Am 14. März 2023 findet die Beratung der Sache durch die Kammer des Sozialversicherungsgerichts statt.
Entscheidungsgründe
1.
1.1. Das Sozialversicherungsgericht Basel-Stadt ist als einzige kantonale Instanz zuständig zum Entscheid über die vorliegende Streitigkeit (§ 82 Abs. 1 des Gesetzes vom 3. Juni 2015 betreffend die Organisation der Gerichte und der Staatsanwaltschaft [Gerichtsorganisationsgesetz/GOG]; SG 154.100). Die örtliche Zuständigkeit des angerufenen Gerichts ergibt sich aus Art. 69 Abs. 1 des Bundesgesetzes vom 19. Juni 1959 über die Invalidenversicherung (IVG; SR 831.20).
1.2. Wie mit Urteil der Präsidentin des Sozialversicherungsgerichts vom 23. September 2022 einlässlich begründet wurde, ist die Beschwerdelegitimation der Beschwerdeführerin gegeben. Zu betonen ist nochmals, dass die Pensionskasse an die Feststellungen der IV-Stelle gebunden ist, wenn letztere – wie im vorliegenden Fall – den Eintritt der mindestens 20%igen Arbeitsunfähigkeit nicht auf einen Zeitpunkt hin festlegte, der ab dem Leistungsgesuch gerechnet weiter als sechs Monate zurückliegt (vgl. u.a. das Urteil des Bundesgerichts 9C_387/2019 vom 10. September 2019 E. 3.3; siehe auch Kaspar Gerber, in: Kommentar zum schweizerischen Sozialversicherungsrecht, IVG, 2022, N 33 f. zu Art. 29 IVG).
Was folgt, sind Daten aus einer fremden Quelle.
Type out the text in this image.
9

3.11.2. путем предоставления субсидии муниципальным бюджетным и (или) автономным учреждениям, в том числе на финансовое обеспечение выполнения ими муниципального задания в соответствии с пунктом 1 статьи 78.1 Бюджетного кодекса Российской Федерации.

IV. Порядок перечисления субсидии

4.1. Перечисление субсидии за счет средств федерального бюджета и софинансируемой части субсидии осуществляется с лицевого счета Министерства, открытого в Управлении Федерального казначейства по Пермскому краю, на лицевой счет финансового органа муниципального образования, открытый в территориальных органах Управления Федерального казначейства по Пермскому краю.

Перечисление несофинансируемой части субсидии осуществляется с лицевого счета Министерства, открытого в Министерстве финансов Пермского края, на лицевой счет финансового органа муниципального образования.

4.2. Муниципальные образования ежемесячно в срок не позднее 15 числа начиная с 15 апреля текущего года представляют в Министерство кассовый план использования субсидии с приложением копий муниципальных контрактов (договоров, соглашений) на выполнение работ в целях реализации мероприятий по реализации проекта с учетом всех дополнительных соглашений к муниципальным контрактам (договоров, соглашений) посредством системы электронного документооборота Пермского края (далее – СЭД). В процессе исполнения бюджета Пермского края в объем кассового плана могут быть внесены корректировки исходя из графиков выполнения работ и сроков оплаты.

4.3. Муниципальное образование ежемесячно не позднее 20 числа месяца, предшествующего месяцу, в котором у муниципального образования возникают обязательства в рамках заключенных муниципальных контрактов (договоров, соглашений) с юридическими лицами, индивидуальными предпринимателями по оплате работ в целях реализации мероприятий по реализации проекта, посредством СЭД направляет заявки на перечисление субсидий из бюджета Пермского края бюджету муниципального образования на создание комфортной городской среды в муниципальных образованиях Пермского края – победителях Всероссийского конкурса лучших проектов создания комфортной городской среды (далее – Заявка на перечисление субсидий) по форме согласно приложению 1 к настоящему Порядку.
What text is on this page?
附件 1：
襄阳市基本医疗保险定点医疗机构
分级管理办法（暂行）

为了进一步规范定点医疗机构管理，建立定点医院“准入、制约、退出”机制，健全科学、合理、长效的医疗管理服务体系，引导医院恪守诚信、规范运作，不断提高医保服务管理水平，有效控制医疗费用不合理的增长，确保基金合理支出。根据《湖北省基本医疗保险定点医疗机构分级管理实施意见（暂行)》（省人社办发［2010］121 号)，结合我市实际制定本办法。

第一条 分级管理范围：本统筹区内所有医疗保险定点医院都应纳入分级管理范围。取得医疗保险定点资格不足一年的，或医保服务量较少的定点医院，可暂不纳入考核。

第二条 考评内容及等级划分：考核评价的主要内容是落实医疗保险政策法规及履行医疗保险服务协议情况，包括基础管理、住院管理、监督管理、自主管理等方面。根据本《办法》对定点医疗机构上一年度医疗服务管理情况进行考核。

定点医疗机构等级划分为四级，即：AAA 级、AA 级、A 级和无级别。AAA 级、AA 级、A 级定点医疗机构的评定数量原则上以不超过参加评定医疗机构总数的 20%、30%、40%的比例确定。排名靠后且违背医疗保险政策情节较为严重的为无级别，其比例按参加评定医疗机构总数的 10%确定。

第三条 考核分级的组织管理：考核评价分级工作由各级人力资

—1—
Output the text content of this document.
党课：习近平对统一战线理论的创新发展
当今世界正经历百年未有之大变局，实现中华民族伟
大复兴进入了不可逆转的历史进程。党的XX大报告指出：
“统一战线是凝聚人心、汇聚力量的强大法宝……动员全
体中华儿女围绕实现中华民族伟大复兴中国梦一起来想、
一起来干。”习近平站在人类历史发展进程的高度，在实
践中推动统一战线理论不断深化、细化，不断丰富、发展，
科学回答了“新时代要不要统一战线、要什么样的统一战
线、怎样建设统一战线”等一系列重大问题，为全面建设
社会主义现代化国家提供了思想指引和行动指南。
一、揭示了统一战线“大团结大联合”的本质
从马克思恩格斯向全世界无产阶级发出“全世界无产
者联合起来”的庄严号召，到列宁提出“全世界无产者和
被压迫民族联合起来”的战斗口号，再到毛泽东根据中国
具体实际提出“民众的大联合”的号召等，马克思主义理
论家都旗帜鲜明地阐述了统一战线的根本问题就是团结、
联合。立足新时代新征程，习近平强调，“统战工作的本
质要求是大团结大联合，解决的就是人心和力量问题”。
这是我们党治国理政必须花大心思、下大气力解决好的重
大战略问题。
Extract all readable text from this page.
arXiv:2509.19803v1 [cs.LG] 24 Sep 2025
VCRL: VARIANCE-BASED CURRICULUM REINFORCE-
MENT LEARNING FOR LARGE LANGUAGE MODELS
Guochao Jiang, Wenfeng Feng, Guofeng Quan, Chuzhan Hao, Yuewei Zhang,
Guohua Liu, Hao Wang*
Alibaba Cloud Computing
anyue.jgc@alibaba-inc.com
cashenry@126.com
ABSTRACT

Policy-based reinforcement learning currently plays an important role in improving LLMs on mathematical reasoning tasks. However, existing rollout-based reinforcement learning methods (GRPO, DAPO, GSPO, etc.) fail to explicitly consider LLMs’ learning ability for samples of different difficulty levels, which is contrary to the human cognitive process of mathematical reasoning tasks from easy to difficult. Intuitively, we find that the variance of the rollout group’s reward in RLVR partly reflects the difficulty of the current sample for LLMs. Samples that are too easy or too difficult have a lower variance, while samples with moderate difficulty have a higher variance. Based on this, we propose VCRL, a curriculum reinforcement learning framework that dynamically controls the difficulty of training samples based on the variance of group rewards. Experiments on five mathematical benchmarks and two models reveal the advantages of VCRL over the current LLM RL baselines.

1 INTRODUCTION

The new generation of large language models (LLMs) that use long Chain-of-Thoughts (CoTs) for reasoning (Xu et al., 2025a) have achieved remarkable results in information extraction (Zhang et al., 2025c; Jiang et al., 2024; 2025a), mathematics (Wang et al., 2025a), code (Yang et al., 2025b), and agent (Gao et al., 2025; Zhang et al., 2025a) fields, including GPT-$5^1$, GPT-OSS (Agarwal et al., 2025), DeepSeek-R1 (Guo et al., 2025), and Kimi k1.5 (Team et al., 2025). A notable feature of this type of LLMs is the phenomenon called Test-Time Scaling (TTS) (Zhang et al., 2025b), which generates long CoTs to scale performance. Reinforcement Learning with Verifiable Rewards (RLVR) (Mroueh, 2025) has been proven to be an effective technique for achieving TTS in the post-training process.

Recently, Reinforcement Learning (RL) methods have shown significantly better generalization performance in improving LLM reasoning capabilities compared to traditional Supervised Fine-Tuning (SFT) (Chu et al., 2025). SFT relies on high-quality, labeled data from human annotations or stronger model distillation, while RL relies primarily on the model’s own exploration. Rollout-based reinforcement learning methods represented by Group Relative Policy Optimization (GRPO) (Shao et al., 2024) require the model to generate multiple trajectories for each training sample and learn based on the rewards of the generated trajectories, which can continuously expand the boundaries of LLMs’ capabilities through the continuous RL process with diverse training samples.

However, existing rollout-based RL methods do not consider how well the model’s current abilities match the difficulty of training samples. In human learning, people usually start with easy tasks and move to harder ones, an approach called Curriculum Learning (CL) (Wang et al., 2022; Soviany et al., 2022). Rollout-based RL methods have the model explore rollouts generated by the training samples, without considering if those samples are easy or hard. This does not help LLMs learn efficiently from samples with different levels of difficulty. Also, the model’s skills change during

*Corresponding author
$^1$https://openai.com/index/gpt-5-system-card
Ergänzend ist auch auf die sub Erwägung 3.2. hiernach gemachten Ausführungen zu verweisen.
1.3. Da somit sämtliche formellen Voraussetzungen erfüllt sind, ist auf die rechtzeitig erhobene Beschwerde einzutreten.
3.2.2. Die Beigeladene 1 meldete sich am 20. März 2018 (Datum des Einganges) zum Leistungsbezug an (vgl. IV-Akte 1). Der IV-Rentenanspruch konnte daher frühestens am 1. September 2018 entstehen (vgl. Art. 29 Abs. 1 IVG). Für die einjährige Wartezeit nach Art. 28 Abs. 1 lit. b IVG ist somit der Sachverhalt ab September 2017 bedeutsam, wobei es invalidenversicherungsrechtlich genügt, den letzten Tag des Monats zu berücksichtigen (vgl. u.a. das Urteil des Bundesgerichts 9C_12/2014 vom 30. Mai 2014 E. 2.3. mit Verweis auf Art. 29 Abs. 3 IVG). In Bezug auf den Eintritt einer allenfalls relevanten Arbeitsunfähigkeit von mindestens 20 % vor September 2017 bestand daher keine weitere Abklärungspflicht der IV-Stelle (vgl. u.a. das Urteil des Bundesgerichts 9C_12/2014 vom 30. Mai 2014 E. 2.3.; vgl. auch Kaspar Gerber, a.a.O., N 32 zu Art. 29 IVG sowie Marc Hürzeler, in: Kommentar zum schweizerischen Sozialversicherungsrecht, BVG und FZG, 2. Aufl. 2019, N. 16 zu Art. 23 BVG). E contrario bestand somit in Bezug auf den medizinisch relevanten Sachverhalt ab September 2017 eine Abklärungspflicht der Beschwerdegegnerin.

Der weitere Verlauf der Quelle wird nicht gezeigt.